Jan Hamilton, Chapter 13 Trustee, Petitioner,

v

Stephanie Kay Lanning, Defendant.

Supreme Court of the United States

130 S.Ct. 2466

 

Factual Background

A one-time buyout from defendant’s former employer caused defendant’s current monthly income for the six months preceding her Chapter 13 petition to exceed her State’s median income.  However, based on the income from her new job, which was below the state median, and her expenses, she reported a monthly disposable income of $149.03.  She thus filed a plan that would have required her to pay $144 per month for 36 months.  Petitioner, the Chapter 13 trustee, objected to confirmation of the plan because the proposed payment amount was less than the full amount of the claims against defendant, and because she had not committed all of her projected disposable income to repaying creditors.  Petitioner claimed that the mechanical approach was the proper way to calculate projected disposable income, and that using that approach, respondent should pay $756 per month for 60 months. Her actual income was insufficient to make such payments.  The Bankruptcy Court endorsed a $144 payment over a 60-month period, concluding that “projected” requires courts to consider the debtor’s actual income.  The Tenth Circuit Bankruptcy Appellate Panel affirmed, as did the Tenth Circuit, which held that a court calculating projected disposable income should begin with the presumption that the figure yielded by the mechanical approach is correct, but that this figure may be rebutted by evidence of a substantial change in the debtor’s circumstances.

Issue

The court decided how a bankruptcy court should calculate a debtor’s projected disposable income, whether by mechanical approach or by forward-looking approach.

Discussion

Petitioner argued that -a debtor could delay filing a petition so as to place any extraordinary income outside the 6-month period; a debtor with unusually high income during that period could seek leave to delay filing a schedule of current income and ask the bankruptcy court to select a 6-month period more representative of the debtor’s future disposable income; a debtor could dismiss the petition and refile at a later, more favorable date; and respondent might have been able to obtain relief by filing under Chapter 7 or converting her Chapter 13 petition to one under Chapter 7.  The court observed that the petitioner’s proposed strategies for avoiding or mitigating the harsh results that the mechanical approach may produce for debtors are all flawed.  Also, the petitioner’s arguments supporting the mechanical approach are unpersuasive.  The Court rejected petitioner’s argument that only the mechanical approach is consistent with § 1129(a)(15)(B), which refers to projected disposable income of the debtor.  And the Court declined to infer from the fact that § 1325(b)(3) incorporates § 707-which allows courts to consider special circumstances, but only with respect to calculating expenses-that Congress intended to eliminate, sub silentio, the discretion that courts previously exercised to account for known or virtually certain changes.
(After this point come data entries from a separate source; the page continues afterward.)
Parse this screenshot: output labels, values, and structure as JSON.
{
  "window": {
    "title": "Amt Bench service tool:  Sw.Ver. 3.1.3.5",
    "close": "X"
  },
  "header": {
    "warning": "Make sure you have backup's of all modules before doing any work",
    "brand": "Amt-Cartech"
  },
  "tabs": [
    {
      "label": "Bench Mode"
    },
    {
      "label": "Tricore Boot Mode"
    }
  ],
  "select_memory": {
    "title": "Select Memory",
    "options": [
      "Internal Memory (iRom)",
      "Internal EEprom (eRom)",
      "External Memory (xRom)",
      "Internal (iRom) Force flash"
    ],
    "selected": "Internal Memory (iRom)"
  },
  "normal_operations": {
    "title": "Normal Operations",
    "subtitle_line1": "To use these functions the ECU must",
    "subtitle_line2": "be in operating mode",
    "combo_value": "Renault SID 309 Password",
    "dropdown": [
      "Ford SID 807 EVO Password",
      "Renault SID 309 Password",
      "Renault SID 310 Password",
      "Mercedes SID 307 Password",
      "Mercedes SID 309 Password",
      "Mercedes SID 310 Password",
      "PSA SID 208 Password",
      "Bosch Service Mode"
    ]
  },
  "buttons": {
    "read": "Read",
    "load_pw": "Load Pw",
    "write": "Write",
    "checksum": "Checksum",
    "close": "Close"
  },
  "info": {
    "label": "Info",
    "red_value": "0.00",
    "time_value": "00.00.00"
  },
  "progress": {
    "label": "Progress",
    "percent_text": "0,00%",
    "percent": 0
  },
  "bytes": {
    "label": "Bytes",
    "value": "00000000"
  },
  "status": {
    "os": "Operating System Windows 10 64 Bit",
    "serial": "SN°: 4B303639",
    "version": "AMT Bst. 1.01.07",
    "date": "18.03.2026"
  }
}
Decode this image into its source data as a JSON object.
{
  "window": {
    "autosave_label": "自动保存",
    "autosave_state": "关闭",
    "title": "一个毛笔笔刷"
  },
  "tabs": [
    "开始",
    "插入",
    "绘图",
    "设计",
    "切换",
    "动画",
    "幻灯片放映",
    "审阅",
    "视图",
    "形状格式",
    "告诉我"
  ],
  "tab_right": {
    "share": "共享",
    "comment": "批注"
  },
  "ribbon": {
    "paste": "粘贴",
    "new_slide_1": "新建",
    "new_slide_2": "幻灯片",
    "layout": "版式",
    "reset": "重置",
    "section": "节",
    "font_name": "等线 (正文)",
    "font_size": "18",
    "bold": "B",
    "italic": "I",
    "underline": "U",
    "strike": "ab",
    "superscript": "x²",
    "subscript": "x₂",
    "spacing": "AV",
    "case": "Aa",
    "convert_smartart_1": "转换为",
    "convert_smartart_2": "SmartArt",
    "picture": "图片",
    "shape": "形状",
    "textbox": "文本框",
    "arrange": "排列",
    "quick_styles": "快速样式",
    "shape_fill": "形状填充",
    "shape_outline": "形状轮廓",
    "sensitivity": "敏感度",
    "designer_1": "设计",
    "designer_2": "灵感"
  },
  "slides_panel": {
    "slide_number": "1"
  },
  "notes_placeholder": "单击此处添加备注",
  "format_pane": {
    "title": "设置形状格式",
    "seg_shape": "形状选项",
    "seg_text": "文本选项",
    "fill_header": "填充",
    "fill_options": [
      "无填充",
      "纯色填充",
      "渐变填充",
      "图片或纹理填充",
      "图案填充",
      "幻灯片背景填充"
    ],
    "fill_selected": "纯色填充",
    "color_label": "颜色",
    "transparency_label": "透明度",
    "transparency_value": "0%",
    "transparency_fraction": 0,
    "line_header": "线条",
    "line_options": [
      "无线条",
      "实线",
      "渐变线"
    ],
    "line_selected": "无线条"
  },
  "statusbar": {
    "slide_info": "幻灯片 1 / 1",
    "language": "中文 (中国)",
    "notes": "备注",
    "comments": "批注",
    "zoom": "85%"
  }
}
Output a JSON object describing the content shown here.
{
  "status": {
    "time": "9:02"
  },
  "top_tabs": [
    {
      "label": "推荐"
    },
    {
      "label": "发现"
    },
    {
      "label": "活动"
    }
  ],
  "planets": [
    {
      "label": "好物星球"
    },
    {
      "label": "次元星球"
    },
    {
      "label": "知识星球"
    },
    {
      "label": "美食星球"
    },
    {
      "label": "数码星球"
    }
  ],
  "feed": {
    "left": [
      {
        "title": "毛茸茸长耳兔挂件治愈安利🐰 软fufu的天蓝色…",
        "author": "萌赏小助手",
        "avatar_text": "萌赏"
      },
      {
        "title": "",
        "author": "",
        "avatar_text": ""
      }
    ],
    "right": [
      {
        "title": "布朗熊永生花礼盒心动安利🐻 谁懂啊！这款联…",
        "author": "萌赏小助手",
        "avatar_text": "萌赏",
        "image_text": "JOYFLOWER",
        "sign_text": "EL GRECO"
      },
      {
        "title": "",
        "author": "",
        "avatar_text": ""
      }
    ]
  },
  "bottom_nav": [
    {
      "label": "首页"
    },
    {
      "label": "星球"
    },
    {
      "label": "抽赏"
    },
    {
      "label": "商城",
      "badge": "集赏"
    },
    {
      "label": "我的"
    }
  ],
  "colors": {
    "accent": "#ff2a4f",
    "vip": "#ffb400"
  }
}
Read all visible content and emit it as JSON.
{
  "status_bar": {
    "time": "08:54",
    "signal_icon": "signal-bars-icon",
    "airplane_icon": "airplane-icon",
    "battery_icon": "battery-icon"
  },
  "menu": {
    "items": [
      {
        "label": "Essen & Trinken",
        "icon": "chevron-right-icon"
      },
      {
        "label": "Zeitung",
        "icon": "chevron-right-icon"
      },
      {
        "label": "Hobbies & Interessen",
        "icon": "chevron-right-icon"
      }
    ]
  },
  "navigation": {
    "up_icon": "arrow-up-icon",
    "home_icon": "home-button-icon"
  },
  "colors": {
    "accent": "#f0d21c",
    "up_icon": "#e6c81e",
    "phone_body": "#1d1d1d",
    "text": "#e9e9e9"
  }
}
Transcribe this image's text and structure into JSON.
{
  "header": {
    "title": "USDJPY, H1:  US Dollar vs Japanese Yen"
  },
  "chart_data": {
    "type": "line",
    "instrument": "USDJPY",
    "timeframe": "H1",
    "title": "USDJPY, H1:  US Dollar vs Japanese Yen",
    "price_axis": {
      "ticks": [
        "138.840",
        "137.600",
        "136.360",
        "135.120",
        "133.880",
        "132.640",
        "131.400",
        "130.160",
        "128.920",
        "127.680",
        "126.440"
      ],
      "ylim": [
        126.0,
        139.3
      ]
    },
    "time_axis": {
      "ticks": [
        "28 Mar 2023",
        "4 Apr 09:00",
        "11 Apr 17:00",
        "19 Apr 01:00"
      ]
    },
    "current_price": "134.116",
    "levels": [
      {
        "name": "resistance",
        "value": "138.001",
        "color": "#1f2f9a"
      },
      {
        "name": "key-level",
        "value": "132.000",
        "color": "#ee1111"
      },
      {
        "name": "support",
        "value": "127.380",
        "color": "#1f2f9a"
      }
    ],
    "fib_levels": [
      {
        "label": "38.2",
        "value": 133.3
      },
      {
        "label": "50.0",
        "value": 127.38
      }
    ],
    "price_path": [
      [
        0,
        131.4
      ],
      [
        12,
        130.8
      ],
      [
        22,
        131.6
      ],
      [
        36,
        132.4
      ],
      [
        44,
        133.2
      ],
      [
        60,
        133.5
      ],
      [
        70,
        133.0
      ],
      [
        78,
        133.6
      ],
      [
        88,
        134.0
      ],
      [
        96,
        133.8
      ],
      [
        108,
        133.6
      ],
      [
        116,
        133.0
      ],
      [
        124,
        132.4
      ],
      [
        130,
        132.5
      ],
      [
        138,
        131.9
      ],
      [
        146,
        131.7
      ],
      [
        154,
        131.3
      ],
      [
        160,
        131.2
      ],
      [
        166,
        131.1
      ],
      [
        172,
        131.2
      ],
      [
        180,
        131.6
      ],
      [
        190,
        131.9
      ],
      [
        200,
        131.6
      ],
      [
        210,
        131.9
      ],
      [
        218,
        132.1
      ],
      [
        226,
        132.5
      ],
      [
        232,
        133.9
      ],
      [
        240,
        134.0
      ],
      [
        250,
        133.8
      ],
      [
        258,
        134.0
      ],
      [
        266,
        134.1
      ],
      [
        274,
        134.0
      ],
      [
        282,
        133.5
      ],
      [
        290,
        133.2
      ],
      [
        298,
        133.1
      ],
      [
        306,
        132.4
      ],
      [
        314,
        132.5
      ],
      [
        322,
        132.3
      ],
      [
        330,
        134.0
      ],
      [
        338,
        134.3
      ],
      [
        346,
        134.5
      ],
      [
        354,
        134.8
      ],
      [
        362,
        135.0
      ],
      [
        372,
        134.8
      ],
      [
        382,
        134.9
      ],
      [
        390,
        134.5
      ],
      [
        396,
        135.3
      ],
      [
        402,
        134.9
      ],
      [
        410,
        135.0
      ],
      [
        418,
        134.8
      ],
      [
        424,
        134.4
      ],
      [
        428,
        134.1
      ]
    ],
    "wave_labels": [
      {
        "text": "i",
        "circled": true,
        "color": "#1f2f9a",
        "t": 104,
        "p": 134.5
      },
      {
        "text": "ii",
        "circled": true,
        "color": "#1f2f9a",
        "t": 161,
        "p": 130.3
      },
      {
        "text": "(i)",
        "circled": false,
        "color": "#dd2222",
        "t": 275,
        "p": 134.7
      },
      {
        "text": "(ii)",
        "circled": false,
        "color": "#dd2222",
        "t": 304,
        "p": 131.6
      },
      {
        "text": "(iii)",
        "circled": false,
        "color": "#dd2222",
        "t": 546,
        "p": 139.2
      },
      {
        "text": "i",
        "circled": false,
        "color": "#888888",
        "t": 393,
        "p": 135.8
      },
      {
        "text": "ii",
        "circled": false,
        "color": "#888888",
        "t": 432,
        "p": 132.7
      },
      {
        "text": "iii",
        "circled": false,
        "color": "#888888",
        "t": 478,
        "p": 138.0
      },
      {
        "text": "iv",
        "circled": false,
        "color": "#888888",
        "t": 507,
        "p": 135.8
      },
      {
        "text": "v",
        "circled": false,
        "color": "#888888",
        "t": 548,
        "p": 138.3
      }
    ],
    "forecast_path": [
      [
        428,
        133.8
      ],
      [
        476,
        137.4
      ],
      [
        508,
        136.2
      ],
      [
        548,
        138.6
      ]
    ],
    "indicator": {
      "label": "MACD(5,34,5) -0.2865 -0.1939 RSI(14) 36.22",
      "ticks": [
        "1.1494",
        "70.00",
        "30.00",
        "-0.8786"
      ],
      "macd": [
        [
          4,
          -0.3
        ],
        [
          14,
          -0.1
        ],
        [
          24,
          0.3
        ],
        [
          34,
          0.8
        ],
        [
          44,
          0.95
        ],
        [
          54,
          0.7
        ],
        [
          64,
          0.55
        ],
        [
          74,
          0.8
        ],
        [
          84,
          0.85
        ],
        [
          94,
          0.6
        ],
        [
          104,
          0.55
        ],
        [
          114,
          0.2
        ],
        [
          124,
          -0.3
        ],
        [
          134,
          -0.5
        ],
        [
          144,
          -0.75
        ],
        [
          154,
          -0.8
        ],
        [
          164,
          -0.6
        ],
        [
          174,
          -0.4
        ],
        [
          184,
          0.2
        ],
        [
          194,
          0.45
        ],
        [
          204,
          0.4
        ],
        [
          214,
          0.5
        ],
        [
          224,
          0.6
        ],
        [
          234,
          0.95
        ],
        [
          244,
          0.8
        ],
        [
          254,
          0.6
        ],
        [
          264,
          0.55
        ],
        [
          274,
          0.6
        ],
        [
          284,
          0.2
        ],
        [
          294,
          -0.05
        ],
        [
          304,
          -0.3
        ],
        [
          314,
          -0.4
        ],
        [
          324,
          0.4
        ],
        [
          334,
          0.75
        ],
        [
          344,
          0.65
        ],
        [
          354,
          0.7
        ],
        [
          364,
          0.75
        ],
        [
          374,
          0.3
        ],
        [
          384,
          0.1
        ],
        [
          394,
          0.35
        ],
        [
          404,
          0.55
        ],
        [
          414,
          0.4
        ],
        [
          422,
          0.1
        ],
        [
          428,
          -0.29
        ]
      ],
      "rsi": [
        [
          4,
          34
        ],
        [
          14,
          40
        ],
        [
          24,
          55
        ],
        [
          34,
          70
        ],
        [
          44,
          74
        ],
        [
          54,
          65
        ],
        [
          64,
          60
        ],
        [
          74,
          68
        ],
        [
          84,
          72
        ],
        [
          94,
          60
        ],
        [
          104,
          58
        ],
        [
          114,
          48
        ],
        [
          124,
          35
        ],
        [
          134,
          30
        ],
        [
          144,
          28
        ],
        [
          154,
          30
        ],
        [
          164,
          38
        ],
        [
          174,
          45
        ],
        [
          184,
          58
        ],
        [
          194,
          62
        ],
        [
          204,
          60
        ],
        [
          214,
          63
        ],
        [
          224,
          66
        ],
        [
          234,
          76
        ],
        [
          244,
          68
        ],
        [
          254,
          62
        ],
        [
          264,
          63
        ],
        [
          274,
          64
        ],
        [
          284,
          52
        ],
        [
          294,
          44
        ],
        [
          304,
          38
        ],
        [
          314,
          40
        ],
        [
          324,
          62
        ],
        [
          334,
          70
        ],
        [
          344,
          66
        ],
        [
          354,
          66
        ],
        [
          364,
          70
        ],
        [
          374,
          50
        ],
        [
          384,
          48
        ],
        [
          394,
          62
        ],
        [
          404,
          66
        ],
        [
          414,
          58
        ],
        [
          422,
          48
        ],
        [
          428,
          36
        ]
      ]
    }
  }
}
The court confirmed that debtors filing for protection under Chapter 13 of the Bankruptcy Code must agree to a court-approved plan under which they pay creditors out of their future income.  If the bankruptcy trustee or an unsecured creditor objects, a bankruptcy court may not approve the plan unless it provides for the full repayment of unsecured claims or provides that all of the debtor’s projected disposable income to be received over the plan’s duration will be applied to make payments in accordance with plan terms.

The court observed that most bankruptcy courts calculated projected disposable income using a mechanical approach, multiplying monthly income by the number of months in the plan and then determining the disposable portion of the result.  In exceptional cases, those courts also took into account foreseeable changes in a debtor’s income or expenses.  BAPCPA defines disposable income as current monthly income received by the debtor less amounts reasonably necessary to be expended for, e.g., the debtor’s maintenance and support. Current monthly income, in turn, is calculated by averaging the debtor’s monthly income during a 6-month look-back period preceding the petition’s filing.  If a debtor’s income is below the median for his or her State, amounts reasonably necessary include the full amount needed for maintenance or support but if the debtor’s income exceeds the state median, only certain specified expenses are included.

Conclusion

The court held that when a bankruptcy court calculates a debtor’s projected disposable income, forward-looking approach should be followed and the court may account for changes in the debtor’s income or expenses that are known or virtually certain at the time of confirmation.